Two drones have targeted Al-Qaeda positions in central Yemen two days after a suicide bombing in the south of the country blamed on the extremist group killed 45 people, tribal officials said.
No toll was given for the raids late Monday near Rada, a former Islamist bastion.
Al-Qaeda fighters have regrouped for the last two days in the Al-Hammah and Al-Manassah regions near Rada, in Bayda province, 170 kilometres (105 miles) southeast of the capital Sanaa, the sources said.
"Four explosions rocked the area, which was overflown by two drones in the evening," said one source. "A car belonging to an Al-Qaeda member was hit by a missile and caught fire."

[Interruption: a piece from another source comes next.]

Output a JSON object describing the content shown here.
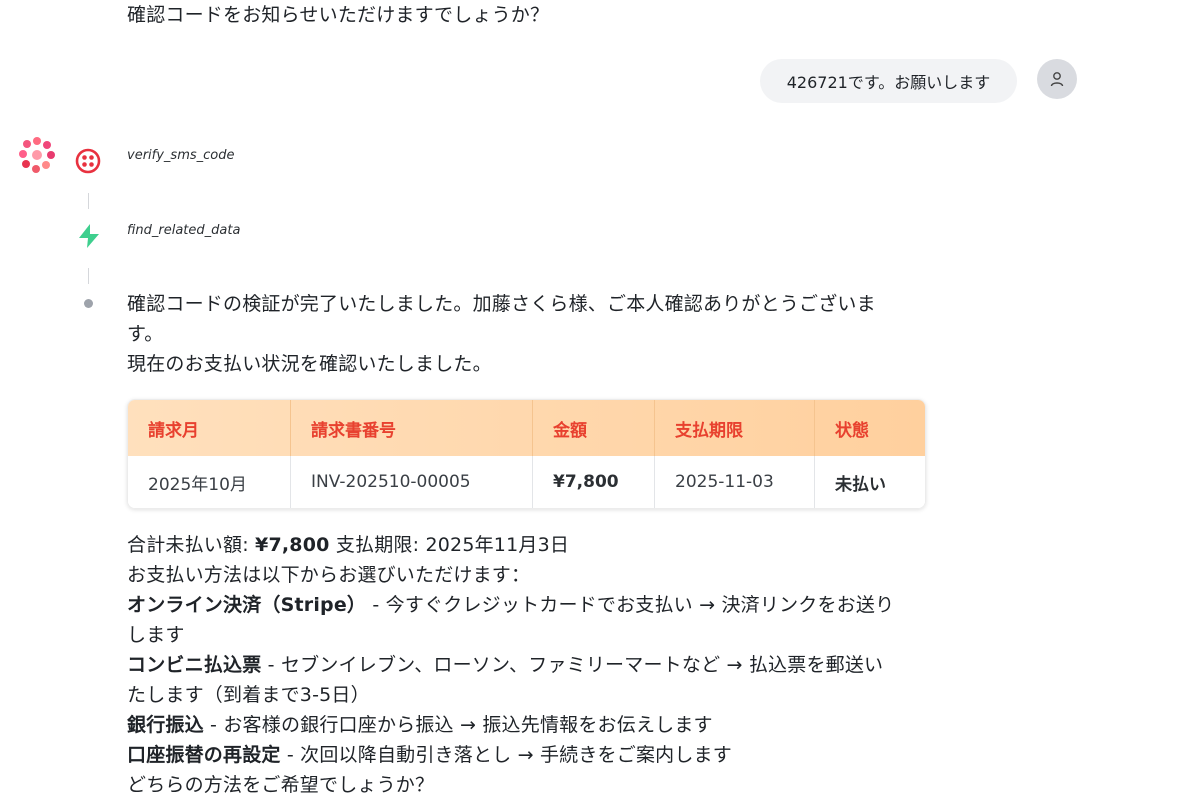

The United States is the only country that has drones in the region and it has stepped up its strikes on Al-Qaeda targets in the south and east of Yemen.

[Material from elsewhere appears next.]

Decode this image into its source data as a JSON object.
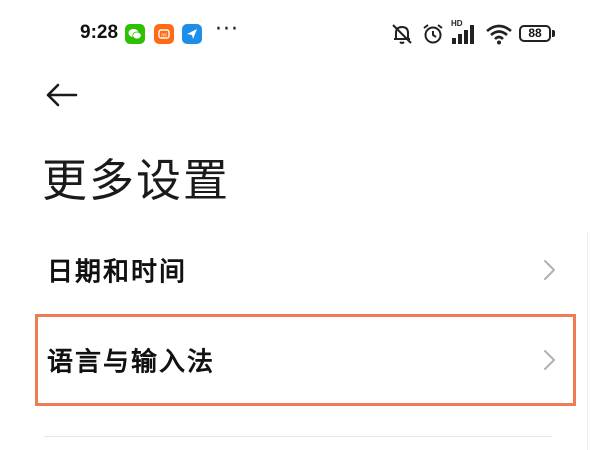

Washington regards the Yemen-based Al-Qaeda in the Arabian Peninsula as the most effective branch of the global jihadist network.
Hundreds of Al-Qaeda gunmen bowed to tribal pressure in January and withdrew from Rada, which they had held for nine days.

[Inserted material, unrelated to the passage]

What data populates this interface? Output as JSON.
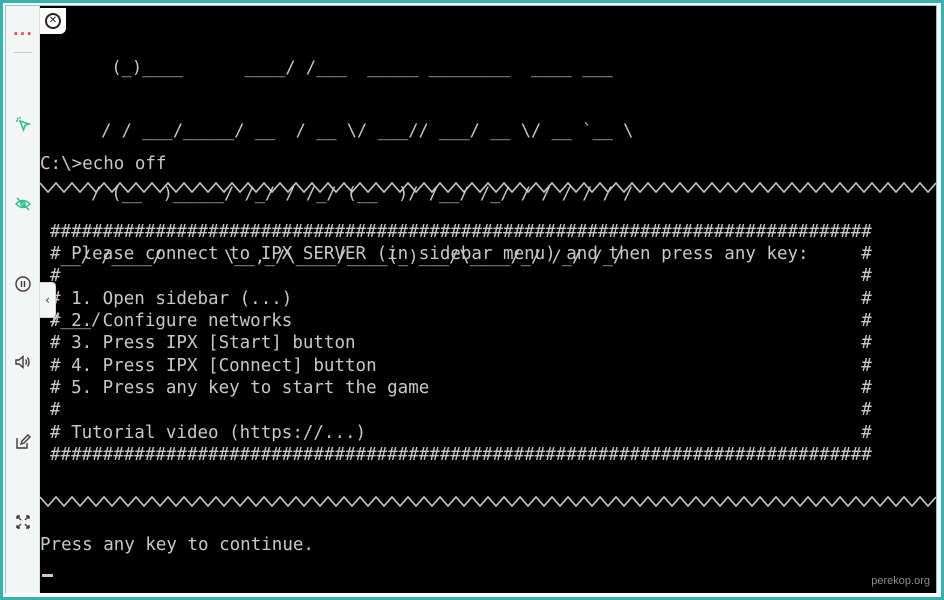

At the time the fighters were described as close to Tarek al-Dahab, the brother-in-law of the Yemeni-American extremist Anwar al-Awlaqi, killed in a US air strike in September 2011. Dahab was himself killed in mid-February.
In Saturday's suicide attack the bomber struck in Jaar, one of a string of towns in Abyan province that were retaken by government troops in June after being held by Al-Qaeda loyalists for more than a year.
In the east of the country a suspected US drone strike killed five Al-Qaeda militants late on Saturday.